#2323

– Tes mains puent le foutre des autres.

– Tes mains puent sur la table. Elle oublie, elle attend, elle supporte. Tout passe pour elle et d’abord les mains qui se posent sur elle, qui donnent à son assise ce qui pèse ou peu, car elle s’appuie sur cette portion de ciel qui est au-dessus d’elle.

– Tes mains puent toujours, elle me disait, et mes mains trop grandes, trop lourdes, les doigts fondus les uns dans les autres, je ne savais qu’en faire dans l’appartement étréci, aucun objet n’était fait pour elles, trop légers, trop de replis pour la peau durcie.

– Tes mains puent à force de me toucher, de suivre plaines crispées, champs de peur, sillons de douleur, plis de l’âge, de tourner, de pincer, de tirer.

– Tes mains puent sur mes seins, ils deviennent plâtre, par des veines inconnues, la rigidité entre en moi, je me fige, il y a une seule image qui ne bougera plus.

– Tes mains puent, elles tombent au bout de tes bras, elles les tirent vers quoi, la terre, la tombe, tu ne fais que tomber, tu n’es plus qu’en bas, ton souvenir, c’est ce qui pue, qui te précède quand tu entres, qui reste là après ton départ, la fuite, ce qui sera après toi, pas d’image, pas de voix revenant, tu es la seule odeur dont je me souviendrai.

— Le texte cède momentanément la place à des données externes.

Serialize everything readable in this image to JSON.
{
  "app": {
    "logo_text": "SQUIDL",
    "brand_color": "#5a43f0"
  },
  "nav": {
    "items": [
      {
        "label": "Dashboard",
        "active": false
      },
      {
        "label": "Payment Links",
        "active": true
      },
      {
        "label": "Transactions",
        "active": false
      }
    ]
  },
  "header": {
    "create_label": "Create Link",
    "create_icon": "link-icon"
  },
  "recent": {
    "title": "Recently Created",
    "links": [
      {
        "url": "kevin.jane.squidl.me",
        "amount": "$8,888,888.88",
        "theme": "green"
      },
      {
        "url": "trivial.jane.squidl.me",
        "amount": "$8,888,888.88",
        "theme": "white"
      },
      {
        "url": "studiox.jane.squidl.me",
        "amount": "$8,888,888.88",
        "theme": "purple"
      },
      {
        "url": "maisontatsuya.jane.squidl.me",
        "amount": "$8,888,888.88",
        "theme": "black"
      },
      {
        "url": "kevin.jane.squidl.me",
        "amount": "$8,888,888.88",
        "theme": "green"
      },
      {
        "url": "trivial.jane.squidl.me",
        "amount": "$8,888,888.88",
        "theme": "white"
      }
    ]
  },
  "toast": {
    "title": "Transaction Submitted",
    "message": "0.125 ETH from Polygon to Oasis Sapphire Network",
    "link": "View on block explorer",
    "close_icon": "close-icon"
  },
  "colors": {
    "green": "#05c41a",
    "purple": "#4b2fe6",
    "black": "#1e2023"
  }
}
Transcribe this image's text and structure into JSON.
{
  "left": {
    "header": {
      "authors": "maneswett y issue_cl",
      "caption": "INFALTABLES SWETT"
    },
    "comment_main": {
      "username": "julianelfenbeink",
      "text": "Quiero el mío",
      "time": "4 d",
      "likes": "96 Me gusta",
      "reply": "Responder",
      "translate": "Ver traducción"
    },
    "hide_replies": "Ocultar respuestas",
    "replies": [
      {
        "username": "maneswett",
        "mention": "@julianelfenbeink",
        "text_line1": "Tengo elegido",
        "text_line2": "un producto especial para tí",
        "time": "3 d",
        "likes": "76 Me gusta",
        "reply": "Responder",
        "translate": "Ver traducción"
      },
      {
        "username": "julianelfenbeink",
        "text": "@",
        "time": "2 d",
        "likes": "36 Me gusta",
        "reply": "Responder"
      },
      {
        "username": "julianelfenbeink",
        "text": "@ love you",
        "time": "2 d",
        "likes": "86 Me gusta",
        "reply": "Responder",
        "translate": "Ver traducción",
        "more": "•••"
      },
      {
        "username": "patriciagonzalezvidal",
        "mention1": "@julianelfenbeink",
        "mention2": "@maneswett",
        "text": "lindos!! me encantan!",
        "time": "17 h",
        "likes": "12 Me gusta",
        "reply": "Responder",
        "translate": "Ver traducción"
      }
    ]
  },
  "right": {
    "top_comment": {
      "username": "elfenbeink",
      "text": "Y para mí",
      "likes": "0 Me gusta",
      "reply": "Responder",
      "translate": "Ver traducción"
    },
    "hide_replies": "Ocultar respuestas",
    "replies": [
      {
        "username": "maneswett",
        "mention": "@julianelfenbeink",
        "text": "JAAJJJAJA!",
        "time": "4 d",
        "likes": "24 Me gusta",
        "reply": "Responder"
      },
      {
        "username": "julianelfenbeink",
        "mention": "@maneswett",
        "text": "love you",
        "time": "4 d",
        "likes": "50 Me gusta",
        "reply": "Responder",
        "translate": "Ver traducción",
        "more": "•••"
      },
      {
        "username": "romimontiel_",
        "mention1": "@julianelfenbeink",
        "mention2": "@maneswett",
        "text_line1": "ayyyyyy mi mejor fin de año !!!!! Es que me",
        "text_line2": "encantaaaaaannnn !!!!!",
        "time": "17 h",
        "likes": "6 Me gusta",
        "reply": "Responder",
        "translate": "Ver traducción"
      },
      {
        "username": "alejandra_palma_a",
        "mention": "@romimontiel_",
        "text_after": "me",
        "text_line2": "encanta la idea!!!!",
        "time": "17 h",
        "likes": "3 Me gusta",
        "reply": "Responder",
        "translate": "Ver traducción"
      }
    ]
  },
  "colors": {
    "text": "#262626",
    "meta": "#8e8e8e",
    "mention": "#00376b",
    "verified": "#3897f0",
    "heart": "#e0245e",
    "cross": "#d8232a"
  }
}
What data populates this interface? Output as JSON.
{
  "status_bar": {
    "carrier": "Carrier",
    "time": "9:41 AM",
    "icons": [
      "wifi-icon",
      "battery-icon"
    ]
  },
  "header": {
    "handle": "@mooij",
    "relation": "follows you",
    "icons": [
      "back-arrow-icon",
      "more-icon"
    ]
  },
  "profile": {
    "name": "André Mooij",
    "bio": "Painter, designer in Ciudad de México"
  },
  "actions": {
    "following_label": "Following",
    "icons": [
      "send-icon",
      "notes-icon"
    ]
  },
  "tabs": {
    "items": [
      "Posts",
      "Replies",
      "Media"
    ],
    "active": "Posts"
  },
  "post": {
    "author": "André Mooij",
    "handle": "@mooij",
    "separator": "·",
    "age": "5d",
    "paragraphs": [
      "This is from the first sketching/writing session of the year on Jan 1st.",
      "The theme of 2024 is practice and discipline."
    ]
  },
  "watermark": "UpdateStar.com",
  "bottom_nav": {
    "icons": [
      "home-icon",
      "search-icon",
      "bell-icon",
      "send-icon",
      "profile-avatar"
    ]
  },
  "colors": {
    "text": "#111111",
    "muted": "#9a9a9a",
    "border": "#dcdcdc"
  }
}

– Tes mains puent d’être trop fines, trop blanches, trop froides, trop lisses, trop molles, trop lentes, trop douces.

– Tes mains puent si tu touches le bouton de la porte, tes mains puent si tu pousses la fenêtre, tes mains puent si tu donnes la lumière, tes mains puent si tu suscites l’étincelle du briquet, tes mains puent si tu écartes les pages d’un livre, tes mains puent si tu empoignes ce qui pique et coupe, tes mains puent si elles brisent le pain, tes mains puent sur le lacet dénoué, tes mains puent plongeant dans l’eau, toute eau, tes mains puent sur le plat, tes mains puent sur le drap, tes mains puent sur les coudes, tes mains puent sur ma bouche, tes mains puent sur mon cou.

– Tes mains puaient encore dans le soir doucereux.